Auditors found that boards were generally in compliance with the state election law, but need to do more to ensure adequate staffing on Election Day and improve recordkeeping. The findings include:

  • Staffing: State law requires that all required staff be appointed by July 15. Auditors found that nine of 18 counties did not have the required number of election staff. However, six boards had appointed and trained election coordinators to provide additional staffing and direction for voters at some of the busier polling sites.
  • Training Machine Technicians: Boards must provide training on the preparation, use and repair of voting machines to technicians. While all 18 boards indicated their technicians were trained and qualified, auditors could only verify that technicians had the necessary training in half of the counties examined.
  • Training Other Election Staff: Boards are required to provide instruction to election inspectors, poll clerks and election coordinators, as well as administer an examination. Auditors found that eight of the 18 counties had not offered all the required training, but did have training scheduled in October.
  • Voting Machines: Auditors found that boards did not have adequate documentation showing that the required testing was performed annually as required by state law. Two of the 16 counties did not perform regular testing, and only four of the 14 counties that said they performed tests had documentation that the tests had occurred. Auditors also found that 10 of the 16 counties did not maintain repair records. Auditors found that all 18 counties had contingency plans if voting machines malfunctioned.
  • Handicapped Accessibility: Boards are required to ensure that polling sites are accessible to voters who have disabilities. All 18 counties have taken steps to ensure their sites are accessible. Of the approximately 3,340 polling places within the 18 counties examined, only four are not handicapped-accessible and those sites had waivers exempting them from this requirement.
  • Voter Complaints: Auditors found that each board responded to complaints as they occurred. Two counties did not keep adequate records indicating how problems were resolved.
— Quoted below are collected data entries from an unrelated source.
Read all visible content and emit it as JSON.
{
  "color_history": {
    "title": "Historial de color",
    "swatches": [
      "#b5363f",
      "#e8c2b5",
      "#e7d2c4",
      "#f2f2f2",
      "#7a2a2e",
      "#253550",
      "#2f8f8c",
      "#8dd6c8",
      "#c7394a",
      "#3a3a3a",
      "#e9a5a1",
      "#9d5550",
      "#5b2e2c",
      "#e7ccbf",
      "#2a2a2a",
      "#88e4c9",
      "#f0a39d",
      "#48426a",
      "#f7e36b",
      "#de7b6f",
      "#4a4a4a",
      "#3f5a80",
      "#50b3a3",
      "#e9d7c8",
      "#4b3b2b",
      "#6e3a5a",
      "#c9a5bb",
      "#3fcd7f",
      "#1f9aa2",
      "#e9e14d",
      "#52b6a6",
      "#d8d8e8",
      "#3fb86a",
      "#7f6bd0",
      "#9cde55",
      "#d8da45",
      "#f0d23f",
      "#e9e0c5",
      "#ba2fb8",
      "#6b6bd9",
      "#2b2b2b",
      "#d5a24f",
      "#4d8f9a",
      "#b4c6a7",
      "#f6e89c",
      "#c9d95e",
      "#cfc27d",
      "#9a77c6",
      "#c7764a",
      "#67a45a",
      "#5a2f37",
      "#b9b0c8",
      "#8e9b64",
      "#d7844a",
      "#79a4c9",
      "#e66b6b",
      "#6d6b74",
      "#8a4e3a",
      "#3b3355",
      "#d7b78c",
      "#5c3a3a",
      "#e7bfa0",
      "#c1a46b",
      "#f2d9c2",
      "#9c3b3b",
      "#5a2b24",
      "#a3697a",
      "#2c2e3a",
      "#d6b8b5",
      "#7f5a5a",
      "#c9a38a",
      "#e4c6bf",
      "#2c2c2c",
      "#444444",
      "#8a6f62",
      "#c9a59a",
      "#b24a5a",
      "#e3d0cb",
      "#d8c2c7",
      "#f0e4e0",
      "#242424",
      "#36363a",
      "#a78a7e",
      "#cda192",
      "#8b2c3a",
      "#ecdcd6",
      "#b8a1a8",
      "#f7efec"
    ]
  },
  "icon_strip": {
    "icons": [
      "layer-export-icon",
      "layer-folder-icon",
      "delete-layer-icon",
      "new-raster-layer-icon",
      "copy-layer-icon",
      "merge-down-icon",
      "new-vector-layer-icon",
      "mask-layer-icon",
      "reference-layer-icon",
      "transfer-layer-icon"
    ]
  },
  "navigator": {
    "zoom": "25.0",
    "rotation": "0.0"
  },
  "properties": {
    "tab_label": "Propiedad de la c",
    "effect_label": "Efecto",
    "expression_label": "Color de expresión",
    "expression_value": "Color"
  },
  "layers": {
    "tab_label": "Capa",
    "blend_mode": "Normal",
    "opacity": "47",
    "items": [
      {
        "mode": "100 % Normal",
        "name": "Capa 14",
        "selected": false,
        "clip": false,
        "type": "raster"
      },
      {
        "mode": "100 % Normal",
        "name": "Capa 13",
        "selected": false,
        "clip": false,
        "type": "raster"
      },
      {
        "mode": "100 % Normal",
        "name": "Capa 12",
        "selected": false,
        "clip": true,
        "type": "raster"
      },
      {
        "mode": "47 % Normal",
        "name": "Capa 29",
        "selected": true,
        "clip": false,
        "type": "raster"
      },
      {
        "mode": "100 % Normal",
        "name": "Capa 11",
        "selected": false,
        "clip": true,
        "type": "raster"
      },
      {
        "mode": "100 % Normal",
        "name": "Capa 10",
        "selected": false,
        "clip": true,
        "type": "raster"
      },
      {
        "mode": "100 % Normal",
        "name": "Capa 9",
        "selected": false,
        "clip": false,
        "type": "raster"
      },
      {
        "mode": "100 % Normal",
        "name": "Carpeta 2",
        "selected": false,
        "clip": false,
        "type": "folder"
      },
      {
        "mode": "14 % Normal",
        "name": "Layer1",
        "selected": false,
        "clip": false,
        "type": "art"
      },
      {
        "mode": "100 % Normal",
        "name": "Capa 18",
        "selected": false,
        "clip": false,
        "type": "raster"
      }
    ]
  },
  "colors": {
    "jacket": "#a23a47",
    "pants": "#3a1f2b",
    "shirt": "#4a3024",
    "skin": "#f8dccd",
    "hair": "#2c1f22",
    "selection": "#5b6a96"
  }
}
Auditors recommended the 18 boards reviewed should:

  • Ensure that sufficient staff is appointed and trained prior to the election;
  • Document all training programs provided to election employees and ensure workers have passed a test to demonstrate they are prepared for the election;
  • Maintain documentation that each voting machine has been tested and repaired to ensure all voting machines are ready for the election; and
  • Maintain documentation of complaints received and how they were addressed.

DiNapoli urged all boards statewide to take steps to ensure an efficient election process. He suggested that boards have an adequate supply of paper ballots at polling sites, reserve staff available to fill in for staff absences or assist at crowded polling sites, and ensure that all election inspectors are instructed on the proper use of paper ballots so that all eligible New Yorkers can vote.

All the board commissioners interviewed believe they will be prepared for the 2008 election and expect to continue preparations up until Election Day.